Em sua apresentação, Lacerda contou a história centenária da CMPC no ramo da celulose e explicou detalhes sobre o novo projeto Natureza CMPC, que envolve aporte de R$ 27 bilhões — o maior investimento privado da história do Rio Grande do Sul e que teve seu valor reajustado em R$ 3 bilhões desde o anúncio, segundo Lacerda. O projeto está ancorado em quatro pilares de desenvolvimento (silvicultura sustentável, infraestrutura logística, produção industrial avançada e práticas de conservação ambiental e cultural) e prevê a instalação de uma nova unidade industrial em Barra do Ribeiro.
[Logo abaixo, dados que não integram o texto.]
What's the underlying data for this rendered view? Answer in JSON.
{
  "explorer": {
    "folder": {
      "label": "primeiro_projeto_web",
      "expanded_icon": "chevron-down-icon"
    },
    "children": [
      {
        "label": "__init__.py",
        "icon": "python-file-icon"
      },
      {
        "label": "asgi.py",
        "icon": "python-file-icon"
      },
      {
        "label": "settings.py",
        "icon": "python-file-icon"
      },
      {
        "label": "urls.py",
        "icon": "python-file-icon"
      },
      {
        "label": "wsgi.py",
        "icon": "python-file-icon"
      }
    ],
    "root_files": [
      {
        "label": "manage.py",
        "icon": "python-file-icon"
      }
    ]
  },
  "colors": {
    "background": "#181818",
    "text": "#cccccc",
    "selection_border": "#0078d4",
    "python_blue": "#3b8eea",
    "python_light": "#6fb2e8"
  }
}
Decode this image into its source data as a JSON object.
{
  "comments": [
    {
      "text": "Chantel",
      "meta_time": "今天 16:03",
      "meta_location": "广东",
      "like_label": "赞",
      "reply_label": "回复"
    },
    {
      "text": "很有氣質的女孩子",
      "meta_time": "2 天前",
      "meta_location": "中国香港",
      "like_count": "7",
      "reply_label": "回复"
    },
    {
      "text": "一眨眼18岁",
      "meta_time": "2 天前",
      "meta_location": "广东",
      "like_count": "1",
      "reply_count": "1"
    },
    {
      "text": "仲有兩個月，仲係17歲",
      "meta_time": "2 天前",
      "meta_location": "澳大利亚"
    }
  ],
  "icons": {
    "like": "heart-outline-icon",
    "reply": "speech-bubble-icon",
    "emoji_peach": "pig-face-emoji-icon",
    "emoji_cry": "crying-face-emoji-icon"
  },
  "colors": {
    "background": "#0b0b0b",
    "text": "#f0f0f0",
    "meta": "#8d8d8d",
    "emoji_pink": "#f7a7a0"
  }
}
O diretor-geral de celulose da CMPC enfatizou que o projeto envolve muito mais do que uma nova fábrica, gerando melhorias também na infraestrutura portuária e rodoviária do RS, além de um importante impacto social e ambiental. A planta terá capacidade anual de 2,5 milhões de toneladas de celulose branqueada de eucalipto, matéria-prima para a fabricação de diferentes tipos de papéis, embalagens e produtos higiênicos.
“Quando essa planta estiver operando, teremos de 5 mil a 6 mil novos empregos, e precisaremos treinar essas pessoas. Tudo isso está mapeado para que, a partir do ano que vem, essas pessoas sejam identificadas, formadas e contratadas. A ideia é dobrar a produção e fazer com que a fábrica comece a rodar em meados de 2029”, detalhou.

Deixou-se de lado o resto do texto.